Kaiser Wilhelm II of Germany had a statue of Fridtjof raised in the village of Vangsnes in Vik in the county of Sogn og Fjordane, Norway. The Statue of Fridtjof (Fridtjof den frøkne) is a landmark which towers 22.5 metres (74 ft) over the hilltop. It stands in a park overlooking the Sognefjord. The statue was sculpted by the German sculptor and art professor Max Unger (1854–1918) and was erected in July 1913. Wilhelm II also ordered in 1890 that a coastal defense ship be named after the Norse hero.

==Frithiof's Saga in music==
Frithjof's Saga was used as an inspiration by several composers. Examples include:
- Max Bruch's cantata Frithjof, opus 23, from 1864 – the first musical piece dedicated to the saga.
- The symphonic poem Frithjof (cataloged as his WoO 7) by Felix Draeseke. Although begun in 1859 it was completed in 1865. It is his first major orchestral work and takes over 40 minutes to perform.
- The Frithjof Symphony in E-flat major, Op. 22 (1874), by the German composer Heinrich Hofmann (not to be confused with the identically named and contemporaneous German painter). Arguably the most famous use of the saga in music, this piece was one of the most-played pieces in European concert halls at the end of the 19th century.

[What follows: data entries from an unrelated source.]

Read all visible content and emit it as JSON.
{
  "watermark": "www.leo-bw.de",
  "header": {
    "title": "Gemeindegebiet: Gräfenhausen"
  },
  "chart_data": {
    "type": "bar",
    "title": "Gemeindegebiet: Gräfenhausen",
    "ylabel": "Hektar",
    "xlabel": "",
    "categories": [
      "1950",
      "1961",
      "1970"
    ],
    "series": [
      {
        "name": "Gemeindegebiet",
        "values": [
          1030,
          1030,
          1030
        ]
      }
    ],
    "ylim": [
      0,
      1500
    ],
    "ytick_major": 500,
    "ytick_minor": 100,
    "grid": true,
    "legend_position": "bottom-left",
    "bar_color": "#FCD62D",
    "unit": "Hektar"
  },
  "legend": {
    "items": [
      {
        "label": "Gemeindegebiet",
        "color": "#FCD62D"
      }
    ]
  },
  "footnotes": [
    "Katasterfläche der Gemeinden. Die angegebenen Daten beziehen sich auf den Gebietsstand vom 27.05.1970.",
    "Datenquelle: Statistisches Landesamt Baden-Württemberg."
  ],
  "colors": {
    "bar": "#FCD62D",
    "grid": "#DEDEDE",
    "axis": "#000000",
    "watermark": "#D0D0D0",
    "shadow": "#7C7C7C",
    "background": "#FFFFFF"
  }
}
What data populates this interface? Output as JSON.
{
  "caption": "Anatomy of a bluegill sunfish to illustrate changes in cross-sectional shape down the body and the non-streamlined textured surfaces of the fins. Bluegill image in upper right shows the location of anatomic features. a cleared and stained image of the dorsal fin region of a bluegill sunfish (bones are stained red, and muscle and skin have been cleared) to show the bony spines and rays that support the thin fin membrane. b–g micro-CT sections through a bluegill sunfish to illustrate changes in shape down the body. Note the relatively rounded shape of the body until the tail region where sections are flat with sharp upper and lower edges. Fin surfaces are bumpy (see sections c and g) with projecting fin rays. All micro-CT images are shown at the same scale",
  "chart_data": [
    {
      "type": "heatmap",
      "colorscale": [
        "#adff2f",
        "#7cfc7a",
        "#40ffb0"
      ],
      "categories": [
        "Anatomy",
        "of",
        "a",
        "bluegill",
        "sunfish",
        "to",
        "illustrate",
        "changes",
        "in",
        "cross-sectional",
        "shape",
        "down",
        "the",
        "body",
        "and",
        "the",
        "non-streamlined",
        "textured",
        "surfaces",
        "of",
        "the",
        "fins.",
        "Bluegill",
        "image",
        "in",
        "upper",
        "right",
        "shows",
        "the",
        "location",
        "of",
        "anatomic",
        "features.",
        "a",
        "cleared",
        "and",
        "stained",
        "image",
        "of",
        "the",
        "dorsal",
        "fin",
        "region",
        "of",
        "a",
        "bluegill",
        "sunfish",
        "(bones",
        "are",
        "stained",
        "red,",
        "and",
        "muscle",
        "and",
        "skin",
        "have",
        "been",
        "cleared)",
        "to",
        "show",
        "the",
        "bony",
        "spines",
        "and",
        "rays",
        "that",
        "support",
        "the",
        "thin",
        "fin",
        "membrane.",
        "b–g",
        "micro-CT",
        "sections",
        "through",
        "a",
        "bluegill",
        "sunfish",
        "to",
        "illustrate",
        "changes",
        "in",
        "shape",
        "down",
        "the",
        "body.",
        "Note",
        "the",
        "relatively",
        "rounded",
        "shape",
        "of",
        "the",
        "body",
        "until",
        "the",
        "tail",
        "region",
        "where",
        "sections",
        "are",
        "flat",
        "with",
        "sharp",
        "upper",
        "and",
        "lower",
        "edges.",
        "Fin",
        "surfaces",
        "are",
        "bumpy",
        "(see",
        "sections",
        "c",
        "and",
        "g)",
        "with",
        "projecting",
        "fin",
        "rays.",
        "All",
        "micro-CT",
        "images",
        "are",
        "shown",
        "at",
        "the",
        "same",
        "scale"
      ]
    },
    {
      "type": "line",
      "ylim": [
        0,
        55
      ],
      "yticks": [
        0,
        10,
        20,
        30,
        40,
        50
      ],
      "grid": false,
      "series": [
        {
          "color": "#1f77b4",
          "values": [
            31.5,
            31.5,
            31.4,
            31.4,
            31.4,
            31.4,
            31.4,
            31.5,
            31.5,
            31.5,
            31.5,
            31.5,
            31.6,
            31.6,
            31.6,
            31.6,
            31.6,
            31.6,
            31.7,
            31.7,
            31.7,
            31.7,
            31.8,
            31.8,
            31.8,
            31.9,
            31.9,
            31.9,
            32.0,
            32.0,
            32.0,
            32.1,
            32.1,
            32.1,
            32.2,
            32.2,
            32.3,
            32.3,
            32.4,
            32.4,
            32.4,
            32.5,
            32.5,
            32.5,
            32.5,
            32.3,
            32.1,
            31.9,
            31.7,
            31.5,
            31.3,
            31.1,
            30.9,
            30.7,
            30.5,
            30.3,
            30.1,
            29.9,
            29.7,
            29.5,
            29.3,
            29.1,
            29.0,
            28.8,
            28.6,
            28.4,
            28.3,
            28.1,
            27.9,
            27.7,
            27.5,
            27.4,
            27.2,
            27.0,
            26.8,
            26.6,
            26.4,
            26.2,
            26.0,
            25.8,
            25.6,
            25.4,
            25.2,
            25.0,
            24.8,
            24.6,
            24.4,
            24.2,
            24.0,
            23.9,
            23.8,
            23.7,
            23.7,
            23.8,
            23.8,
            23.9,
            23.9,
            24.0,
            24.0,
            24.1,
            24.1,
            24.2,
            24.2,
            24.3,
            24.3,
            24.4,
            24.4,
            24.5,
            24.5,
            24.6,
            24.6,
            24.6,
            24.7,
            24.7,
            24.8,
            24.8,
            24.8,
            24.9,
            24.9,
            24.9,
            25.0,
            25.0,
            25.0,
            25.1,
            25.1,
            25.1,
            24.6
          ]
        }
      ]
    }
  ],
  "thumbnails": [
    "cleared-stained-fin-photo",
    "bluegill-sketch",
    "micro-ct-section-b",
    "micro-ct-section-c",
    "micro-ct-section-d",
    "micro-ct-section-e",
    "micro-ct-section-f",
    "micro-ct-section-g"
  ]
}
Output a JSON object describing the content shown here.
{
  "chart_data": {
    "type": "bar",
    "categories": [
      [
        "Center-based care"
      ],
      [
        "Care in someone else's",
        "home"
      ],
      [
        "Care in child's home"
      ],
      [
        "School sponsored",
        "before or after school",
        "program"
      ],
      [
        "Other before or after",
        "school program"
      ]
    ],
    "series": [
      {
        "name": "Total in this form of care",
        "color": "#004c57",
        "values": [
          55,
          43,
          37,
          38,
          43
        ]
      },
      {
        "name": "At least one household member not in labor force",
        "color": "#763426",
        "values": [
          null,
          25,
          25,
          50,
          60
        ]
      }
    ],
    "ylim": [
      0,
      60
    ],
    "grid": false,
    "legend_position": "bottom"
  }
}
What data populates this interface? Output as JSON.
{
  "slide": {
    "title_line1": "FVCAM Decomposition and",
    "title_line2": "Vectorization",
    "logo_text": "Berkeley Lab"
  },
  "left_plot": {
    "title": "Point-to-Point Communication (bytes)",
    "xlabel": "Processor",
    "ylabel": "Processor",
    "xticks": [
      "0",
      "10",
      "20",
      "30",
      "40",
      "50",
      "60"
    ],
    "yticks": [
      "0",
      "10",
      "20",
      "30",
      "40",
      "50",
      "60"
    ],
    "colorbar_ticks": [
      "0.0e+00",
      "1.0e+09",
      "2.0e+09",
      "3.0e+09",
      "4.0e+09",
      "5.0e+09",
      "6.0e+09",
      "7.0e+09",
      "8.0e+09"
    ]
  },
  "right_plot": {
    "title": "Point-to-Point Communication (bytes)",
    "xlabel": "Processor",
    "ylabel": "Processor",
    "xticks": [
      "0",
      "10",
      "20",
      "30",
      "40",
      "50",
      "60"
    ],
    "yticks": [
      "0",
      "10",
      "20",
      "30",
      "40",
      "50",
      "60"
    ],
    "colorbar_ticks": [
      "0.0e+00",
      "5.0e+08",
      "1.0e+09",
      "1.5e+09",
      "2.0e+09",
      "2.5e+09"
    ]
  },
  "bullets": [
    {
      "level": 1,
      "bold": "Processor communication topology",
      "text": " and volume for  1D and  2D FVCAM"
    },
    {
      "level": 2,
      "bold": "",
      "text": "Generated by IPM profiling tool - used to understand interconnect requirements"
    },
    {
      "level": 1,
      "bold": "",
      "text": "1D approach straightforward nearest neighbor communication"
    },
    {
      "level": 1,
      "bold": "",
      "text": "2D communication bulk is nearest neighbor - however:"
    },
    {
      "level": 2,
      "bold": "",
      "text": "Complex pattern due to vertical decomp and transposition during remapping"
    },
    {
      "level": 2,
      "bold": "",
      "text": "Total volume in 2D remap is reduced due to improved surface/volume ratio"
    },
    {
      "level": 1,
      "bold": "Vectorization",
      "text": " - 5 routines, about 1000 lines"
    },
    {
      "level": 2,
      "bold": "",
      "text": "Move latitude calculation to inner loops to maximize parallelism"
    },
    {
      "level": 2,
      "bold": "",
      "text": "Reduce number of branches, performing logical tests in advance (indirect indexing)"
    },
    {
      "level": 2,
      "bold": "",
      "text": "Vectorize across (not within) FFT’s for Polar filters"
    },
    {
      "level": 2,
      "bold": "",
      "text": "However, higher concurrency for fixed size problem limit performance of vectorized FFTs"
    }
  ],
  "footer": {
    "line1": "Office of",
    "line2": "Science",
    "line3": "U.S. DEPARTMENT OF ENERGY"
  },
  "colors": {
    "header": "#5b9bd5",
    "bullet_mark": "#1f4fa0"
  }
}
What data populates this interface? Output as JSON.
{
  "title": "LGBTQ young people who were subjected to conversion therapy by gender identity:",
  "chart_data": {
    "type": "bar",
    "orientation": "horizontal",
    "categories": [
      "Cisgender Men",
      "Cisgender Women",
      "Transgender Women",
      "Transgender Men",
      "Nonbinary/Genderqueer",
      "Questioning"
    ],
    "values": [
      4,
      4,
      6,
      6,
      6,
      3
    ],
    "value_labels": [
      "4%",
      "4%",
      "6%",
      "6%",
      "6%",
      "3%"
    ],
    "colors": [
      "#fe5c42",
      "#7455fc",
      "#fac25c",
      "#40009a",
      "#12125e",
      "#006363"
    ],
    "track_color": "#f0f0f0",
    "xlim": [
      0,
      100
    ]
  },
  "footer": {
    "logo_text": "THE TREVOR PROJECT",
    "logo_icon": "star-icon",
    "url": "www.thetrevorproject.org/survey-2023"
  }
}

- The symphonic poem Fritjof's Meeresfahrt, opus 5 (1884), by the Dutch composer Johan Wagenaar.
- The opera Frithiof from 1892 by Théodore Dubois. Its overture has been recorded.
- The opera Fritjof (1895) by the Dutch composer Cornelis Dopper. It was never performed.
- Swedish composer Elfrida Andrée wrote an opera to a libretto by Selma Lagerlöf based on the poem, also called Frithjof's Saga; it was never performed publicly, but selections from the opera received a private hearing in 1898. In the manuscript score of the work, two arias and a chorus are translated into German, suggesting that Andrée may have sought their performance for a German audience. Andrée reworked music from the opera into a five-movement suite, Fritiov-svit that has seen performance as recently as 1995 in Sweden and was recorded on CD.